Selbstständigkeit & Selbstbestimmung
Durch seine einfache Handhabung sind die Kinder alleine in der Lage, mit dem Planer zu arbeiten und entsprechende Parameter, wie Jahreszeit und Wetter, einzustellen. Aufgrund der Vielzahl an Kärtchen können die Kinder anschließend die passende Kleidung selbstständig raussuchen und anbringen. Sie können also selbst entscheiden, ob sie bei warmen Temperaturen lieber eine kurze Hose oder einen Rock tragen möchten.
Bindung tanken
Auch, wenn die Kinder beim Anziehplaner schon recht selbstständig agieren können, bietet der Planer auch Momente von Nähe und Verbindung. Gemeinsam kann besprochen werden, wie das Wetter heute draußen ist und welche Kleidung dazu wohl am besten passen könnte. Auch die Namen der verschiedenen Kleidungsstücke können gemeinsam erarbeitet werden und so können bereits morgens wertvolle Bindungsmomente entstehen, welche den Kindern Kraft für den bevorstehenden Tag schenken.
Flexibel und anpassbar
Unser Anziehplaner lässt sich ganz nach den individuellen Bedürfnissen und Strukturen verschiedener Situationen anpassen. Egal ob für jüngere oder ältere Kinder, ob Zuhause, in Kita oder Schule, ob im Alltag oder im Urlaub, mit dem Anziehplaner lässt sich jede Situation differenziert gestalten und umsetzen.
Logik & Spiel
Durch seinen interaktiven Charakter bringt der Anziehplaner einen spielerischen Moment in die Morgenroutine, was dem kindlichen Bedürfnis nach Spiel und Spaß entspricht. Doch auch die Kognition der Kinder wird aktiviert und trainiert, indem sie logische Schlussfolgerungen ziehen, z.B. „Es ist Sommer. Es ist heute warm draußen. Ich kann kurze Sachen anziehen.“
Dementsprechend verbindet der Planer Spielen mit Lernen, Planen und Umsetzen, Sehen und Verstehen, Routine und Sicherheit sowie Eigenständigkeit mit Gemeinsamkeit.
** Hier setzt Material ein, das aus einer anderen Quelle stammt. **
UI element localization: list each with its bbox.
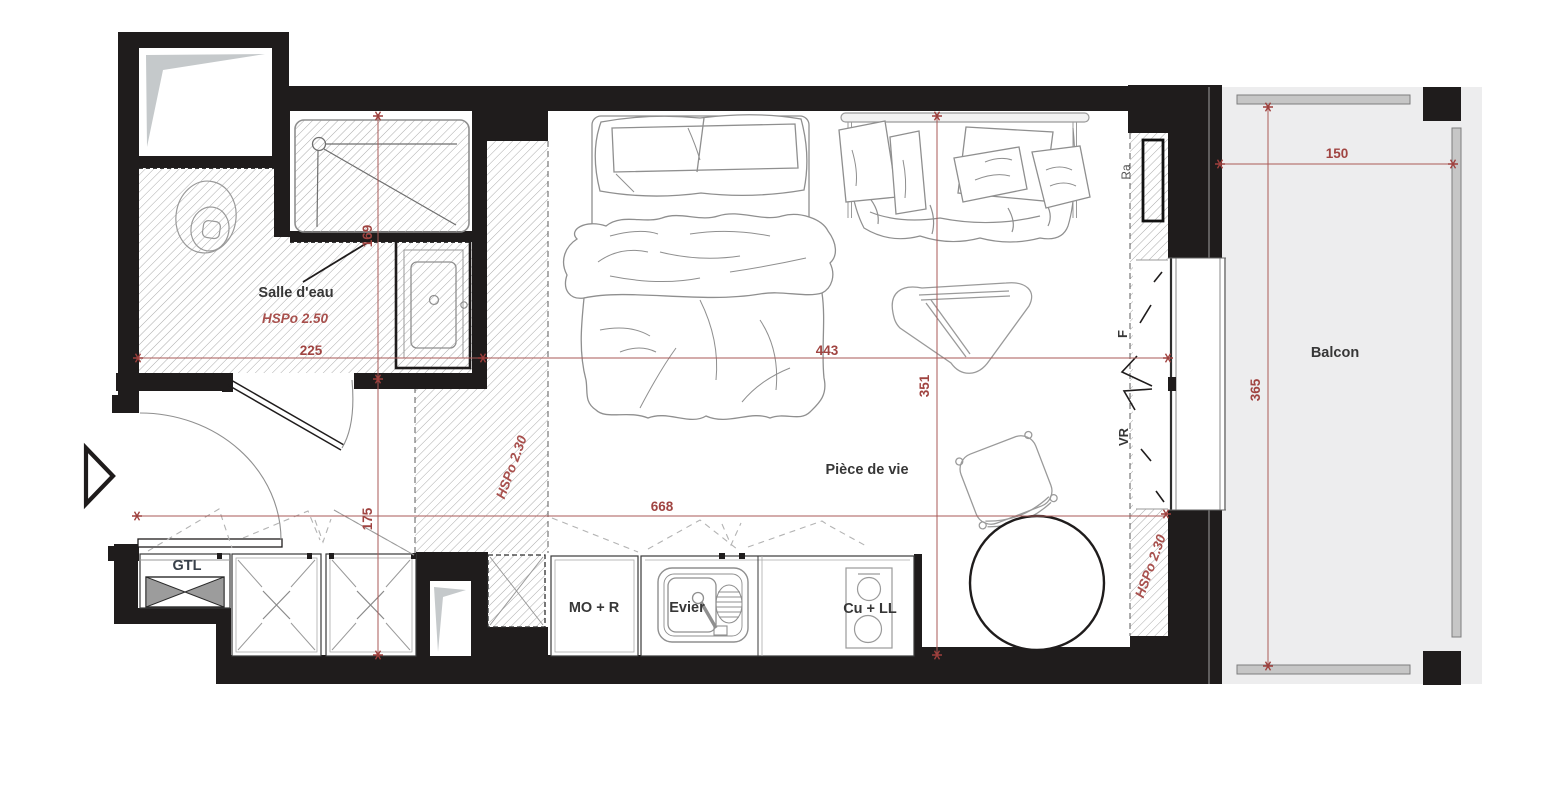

Er ist eine wundervolle Hilfe im Alltag und ermöglicht einen gemeinsamen, entspannten Start in den Tag. So wird vielleicht aus einem „Los, du musst dich jetzt anziehen!“ ein „Mama, ich sehe, es ist heute kalt draußen, ich brauche eine warme Mütze“, oder so ähnlich. 😊
Probiert es gemeinsam aus und sagt dem morgendlichen Anziehstress „adieu“! Denn es geht auch anders: leichter, routinierter, in Verbindung.